I need to put in $(x, y) = (0, 0),$ such that:
$\lim_{h\to0}$ (${(x + h)^3 - y^3} \over {(x + h)^2 + y^2}$ $-$ ${x^3 - y^3} \over {x^2 + y^2}$) $\frac 1 h =$ $ \lim_{h\to0}$ (${(0 + h)^3 - 0^3} \over {(0 + h)^2 + 0^2}$ $-$ ${0^3 - 0^3} \over {0^2 + 0^2}$) $\frac 1 h =$
$\lim_{h\to0}$ (${h^3} \over {h^2}$ $-$ $0$) $\frac 1 h =$ $\lim_{h\to0}$ $1 = 1.$
Therefore, the function is differentiable at$ (x, 0).$ For $(0, y),$ the calculation works similar.
Furthermore, I know the algorithm to solve such excercises (at least I think so), but I still have a lack of understanding why it works like this. Why do I have to put in $(0,0)$ for example? And why does this only give me differentiability at $(x, 0)$ first?
Your proof above isn't a proof that $f(x,y)$ is differentiable at $(x,0)$. Your proof is a proof that $f(x,y)$ is partial differentiable at $(0, 0)$. This is the regular definition of derivative: $$\lim_{h \to 0} \ (f(x+h)-f(x))\frac 1 h$$ If I wanted to prove that $f(x)$ is differentiable at $x=0$, I would need to substitute $x=0$ into the limit and then prove the limit exists. You're doing something very similar, except for partial derivatives. In the example you give in your question, your calculating the following limit: $$\lim_{h \to 0} \ ((f(x+h, y)-f(x, y))\frac 1 h$$ Here, only $x$ changes in the arguments while $y$ stays constant, so this is the partial derivative with respect to $x$. Now, you want to prove partial differentiability at $(0, 0)$, so now, you need to substitute $x=0$ and $y=0$ and then prove the limit exists. For partial differentiability with respect to $y$, you do something very similar, except $x$ stays the same and $y$ changes.

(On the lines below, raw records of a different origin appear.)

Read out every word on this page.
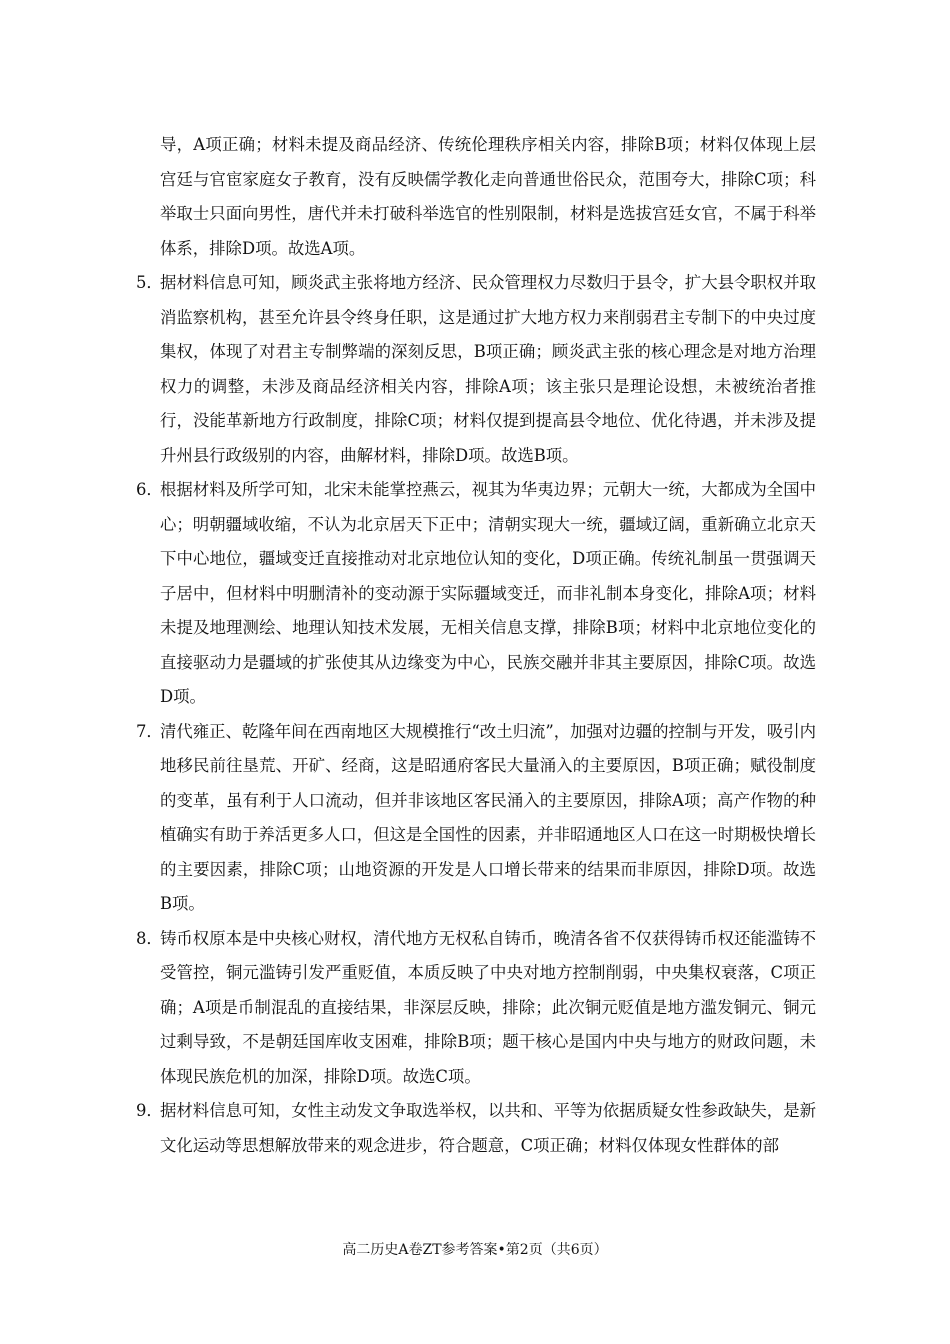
导，A项正确；材料未提及商品经济、传统伦理秩序相关内容，排除B项；材料仅体现上层宫廷与官宦家庭女子教育，没有反映儒学教化走向普通世俗民众，范围夸大，排除C项；科举取士只面向男性，唐代并未打破科举选官的性别限制，材料是选拔宫廷女官，不属于科举体系，排除D项。故选A项。

5．

据材料信息可知，顾炎武主张将地方经济、民众管理权力尽数归于县令，扩大县令职权并取消监察机构，甚至允许县令终身任职，这是通过扩大地方权力来削弱君主专制下的中央过度集权，体现了对君主专制弊端的深刻反思，B项正确；顾炎武主张的核心理念是对地方治理权力的调整，未涉及商品经济相关内容，排除A项；该主张只是理论设想，未被统治者推行，没能革新地方行政制度，排除C项；材料仅提到提高县令地位、优化待遇，并未涉及提升州县行政级别的内容，曲解材料，排除D项。故选B项。

6．

根据材料及所学可知，北宋未能掌控燕云，视其为华夷边界；元朝大一统，大都成为全国中心；明朝疆域收缩，不认为北京居天下正中；清朝实现大一统，疆域辽阔，重新确立北京天下中心地位，疆域变迁直接推动对北京地位认知的变化，D项正确。传统礼制虽一贯强调天子居中，但材料中明删清补的变动源于实际疆域变迁，而非礼制本身变化，排除A项；材料未提及地理测绘、地理认知技术发展，无相关信息支撑，排除B项；材料中北京地位变化的直接驱动力是疆域的扩张使其从边缘变为中心，民族交融并非其主要原因，排除C项。故选D项。

7．

清代雍正、乾隆年间在西南地区大规模推行“改土归流”，加强对边疆的控制与开发，吸引内地移民前往垦荒、开矿、经商，这是昭通府客民大量涌入的主要原因，B项正确；赋役制度的变革，虽有利于人口流动，但并非该地区客民涌入的主要原因，排除A项；高产作物的种植确实有助于养活更多人口，但这是全国性的因素，并非昭通地区人口在这一时期极快增长的主要因素，排除C项；山地资源的开发是人口增长带来的结果而非原因，排除D项。故选B项。

8．

铸币权原本是中央核心财权，清代地方无权私自铸币，晚清各省不仅获得铸币权还能滥铸不受管控，铜元滥铸引发严重贬值，本质反映了中央对地方控制削弱，中央集权衰落，C项正确；A项是币制混乱的直接结果，非深层反映，排除；此次铜元贬值是地方滥发铜元、铜元过剩导致，不是朝廷国库收支困难，排除B项；题干核心是国内中央与地方的财政问题，未体现民族危机的加深，排除D项。故选C项。

9．

据材料信息可知，女性主动发文争取选举权，以共和、平等为依据质疑女性参政缺失，是新文化运动等思想解放带来的观念进步，符合题意，C项正确；材料仅体现女性群体的部

高二历史A卷ZT参考答案•第2页（共6页）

Since you never substitute $x=x$ and $y=0$, you are not proving differentiability at $(x, 0)$. Also, since you never substitute $x=0$ and $y=y$, you are not proving differentiability at $(0, y)$. You always do $x=0$ and $y=0$, which means you are proving differentiability at $(0, 0)$. However, in one limit, you are proving partial differentiability with respect to $x$ and in the other, you are proving partial differentiability with respect to $y$.